The Right Coast
April 16, 2004
By Tom Smith
A student objects to my characterization of contemporary philosophers as mostly atheists, and sends me a famous (I gather) article by Quentin Smith. Here's an excerpt:
By the second half of the twentieth century, universities and colleges had been become in the main secularized. The standard (if not exceptionless) position in each field, from physics to psychology, assumed or involved arguments for a naturalist world-view; departments of theology or religion aimed to understand the meaning and origins of religious writings, not to develop arguments against naturalism. Analytic philosophers (in the mainstream of analytic philosophy) treated theism as an antirealist or non-cognitivist world-view, requiring the reality, not of a deity, but merely of emotive expressions or certain “forms of life” (of course there were a few exceptions, e.g., Ewing, Ross, Hartshorne, etc., but I am discussing the mainstream view).
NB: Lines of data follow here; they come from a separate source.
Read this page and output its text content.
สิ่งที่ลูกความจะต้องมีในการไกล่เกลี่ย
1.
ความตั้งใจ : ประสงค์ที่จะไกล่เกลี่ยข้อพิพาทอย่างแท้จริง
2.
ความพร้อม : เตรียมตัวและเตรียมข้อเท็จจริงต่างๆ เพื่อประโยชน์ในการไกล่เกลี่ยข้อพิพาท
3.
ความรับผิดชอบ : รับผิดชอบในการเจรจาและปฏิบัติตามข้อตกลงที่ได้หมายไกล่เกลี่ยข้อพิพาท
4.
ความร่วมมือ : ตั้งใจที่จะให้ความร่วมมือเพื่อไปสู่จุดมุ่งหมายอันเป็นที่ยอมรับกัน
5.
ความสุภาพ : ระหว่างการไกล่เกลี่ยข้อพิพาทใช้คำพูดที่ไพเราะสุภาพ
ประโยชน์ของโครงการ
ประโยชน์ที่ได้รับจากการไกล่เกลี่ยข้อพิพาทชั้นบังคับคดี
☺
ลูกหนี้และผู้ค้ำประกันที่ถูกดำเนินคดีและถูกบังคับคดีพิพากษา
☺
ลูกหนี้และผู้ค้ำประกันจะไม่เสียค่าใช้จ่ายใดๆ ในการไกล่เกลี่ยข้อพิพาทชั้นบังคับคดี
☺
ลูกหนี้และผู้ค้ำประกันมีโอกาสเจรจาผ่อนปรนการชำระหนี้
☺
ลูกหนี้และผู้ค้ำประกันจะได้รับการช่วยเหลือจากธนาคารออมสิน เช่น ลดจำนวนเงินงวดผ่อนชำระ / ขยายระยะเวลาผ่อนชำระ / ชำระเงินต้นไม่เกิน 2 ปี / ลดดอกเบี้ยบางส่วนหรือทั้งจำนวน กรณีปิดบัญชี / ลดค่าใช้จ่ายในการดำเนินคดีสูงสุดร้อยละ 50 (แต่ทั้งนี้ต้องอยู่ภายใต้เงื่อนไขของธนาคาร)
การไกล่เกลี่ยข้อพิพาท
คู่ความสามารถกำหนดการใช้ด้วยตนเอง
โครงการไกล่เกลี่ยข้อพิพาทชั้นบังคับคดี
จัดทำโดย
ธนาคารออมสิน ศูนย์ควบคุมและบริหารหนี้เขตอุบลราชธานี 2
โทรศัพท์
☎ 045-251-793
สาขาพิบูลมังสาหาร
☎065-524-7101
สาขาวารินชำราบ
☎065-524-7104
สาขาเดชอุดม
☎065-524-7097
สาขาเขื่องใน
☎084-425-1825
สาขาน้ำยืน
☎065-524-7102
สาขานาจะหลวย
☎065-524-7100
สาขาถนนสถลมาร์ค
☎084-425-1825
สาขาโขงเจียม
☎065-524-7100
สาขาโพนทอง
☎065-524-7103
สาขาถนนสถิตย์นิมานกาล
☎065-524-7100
This is not to say that none of the scholars in the various academic fields were realist theists in their “private lives”; but realist theists, for the most part, excluded their theism from their publications and teaching, in large part because theism (at least in its realist variety) was mainly considered to have such a low epistemic status that it did not meet the standards of an “academically respectable” position to hold. The secularization of mainstream academia began to quickly unravel upon the publication of Plantinga’s influential book on realist theism, God and Other Minds, in 1967. It became apparent to the philosophical profession that this book displayed that realist theists were not outmatched by naturalists in terms of the most valued standards of analytic philosophy: conceptual precision, rigor of argumentation, technical erudition, and an in-depth defense of an original world-view. This book, followed seven years later by Plantinga’s even more impressive book, The Nature of Necessity, made it manifest that a realist theist was writing at the highest qualitative level of analytic philosophy, on the same
playing field as Carnap, Russell, Moore, Grünbaum, and other naturalists. Realist theists, whom hitherto had segregated their academic lives from their private lives, increasingly came to believe (and came to be increasingly accepted or respected for believing) that arguing for realist theism in scholarly publications could no longer be justifiably regarded as engaging in an “academically unrespectable” scholarly pursuit.
Naturalists passively watched as realist versions of theism, most influenced by Plantinga’s writings, began to sweep through the philosophical community, until today perhaps one-quarter or one-third of philosophy professors are theists, with most being orthodox Christians. Although many theists do not work in the area of the philosophy of religion, so many of them do work in this area that there are now over five philosophy journals devoted to theism or the philosophy of religion, such as Faith and Philosophy, Religious Studies, International Journal of the Philosophy of Religion, Sophia, Philosophia Christi, etc. Philosophia Christi began in the late 1990s and already is overflowing with submissions from leading philosophers.
And here's the link. Very interesting. My philosophy advisor at Cornell, Norman Kretzmann, was an analytical philosopher theist. I knew they existed and I have read a number of things by Plantinga, and he edited an anthology on the ontological argument which I just loved my freshman year, but I had no idea these philosophers were so influential or numerous. Very interesting. And I might add, though I am unsure of all its ramifications and connotations: heh.